I turned 50 last June and if I think back on my life, I can recall these great friendships from childhood, man. They were built on play and proximity. I had my crew man and then life happened like work happened, marriage happened, kids happened, weariness happened and then boom. If we're not careful, our lives are marked by unwanted solitude and emotional isolation. And listen, all the data suggests that most of you who are listening to this right now, as men, are isolated and lonely. What's interesting in the data here is that it doesn't tend to make us grumpy. Most men who are in this state describe themselves as just feeling numb, but the Bible has a lot to say about brotherhood. Like Ecclesiastes 4, 9 through 12, two are better than one because they have a good reward for their efforts, for if either falls, his companion can lift him up, but pity the one who falls without another to lift him up. Also, if two lie down together, they can keep warm, but how can one person keep warm alone? And if someone overpowers one person, two can resist warm. But how can one person keep warm alone? And if someone overpowers one person, two can resist them. A cord of three strands is not easily broken.

Speaker 2:

There was this fascinating study that Harvard did. It started in 1934, and it's still going. It's called the Harvard Study of Adult Development. So what they did is they created a group of Harvard graduates and then these teenage boys from a low-income neighborhood in Boston and they measured everything everything brothers, dna, psychological problems, tracked, their marriage tracked, their deaths tracked, really just kind of followed them through life. It's still ongoing. Several of those men have actually donated their brains to science as a part of this study. And here's what they found tracking these guys' lives.

Speaker 2:

Strong relationships with other men matter more than anything else. They affect the outcomes of our lives more than IQ, social class or money. Of all the metrics researchers tracked, relationships clearly and definitively have the most bearing on men's satisfaction levels. It's actually they named it, it's called social fitness man that one of the books I've been taking guys through since it came out was the book Fighting Shadows by John Tyson and Jefferson Bethke, and they argue that men need proximity, they need unplanned interactions and they need vulnerability, like they need to go deep, and vulnerability is essential. If you're thinking I mean golf or fantasy football leagues or a hunting trip, then man, that's not quite right. I'm not saying there's anything wrong with those things. I think all three of those are gifts, although I'm not a big golf guy. But vulnerability is the key in these friendships, going below the line of being really honest about where we struggle, about where we're hopeful, about what's pissing us off right now, about what we're hoping for that seems out of our grasp.

Speaker 2:

We just actually did a funeral here at the village church from a guy who was decently connected, had struggled with severe mental illness, decided not to let anyone know, so his wife knew, his family knew not even his wife's family knew of the darkness that haunted him and hunted him, and he just recently took his life. And I can't help but think, had he been willing, had he been willing to just let one of his guys in, like if he would have been willing to take that kind of foxhole mentality where bullets are flying and crap's exploding.
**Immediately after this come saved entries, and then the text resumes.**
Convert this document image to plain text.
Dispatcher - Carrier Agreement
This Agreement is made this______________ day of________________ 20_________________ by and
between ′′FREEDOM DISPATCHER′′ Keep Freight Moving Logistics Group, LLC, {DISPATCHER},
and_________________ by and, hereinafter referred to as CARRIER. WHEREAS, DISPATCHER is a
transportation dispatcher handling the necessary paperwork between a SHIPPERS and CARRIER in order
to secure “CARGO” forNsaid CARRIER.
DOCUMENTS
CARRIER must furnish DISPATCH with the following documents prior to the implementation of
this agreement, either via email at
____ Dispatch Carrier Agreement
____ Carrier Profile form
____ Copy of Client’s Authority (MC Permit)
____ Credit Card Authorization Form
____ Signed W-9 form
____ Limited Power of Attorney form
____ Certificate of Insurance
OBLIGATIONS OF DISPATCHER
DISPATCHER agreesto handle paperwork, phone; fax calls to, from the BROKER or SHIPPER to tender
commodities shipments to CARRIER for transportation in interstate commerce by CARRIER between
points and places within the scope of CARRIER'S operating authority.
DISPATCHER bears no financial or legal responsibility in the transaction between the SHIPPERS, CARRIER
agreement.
I'm going to dive into this foxhole and I'm going to let somebody know, and so I want to encourage you, brothers, as you're cultivating a sense of self. I want you to find your guys. Find them. Find that King's table, find that older man that can speak life into you. Find that Joab that David had, that wants to conquer the mountain with you. Find that Jonathan, that lover of your soul. We need to cultivate a brotherhood around us that can strengthen us, flank us and protect us in the day of trouble.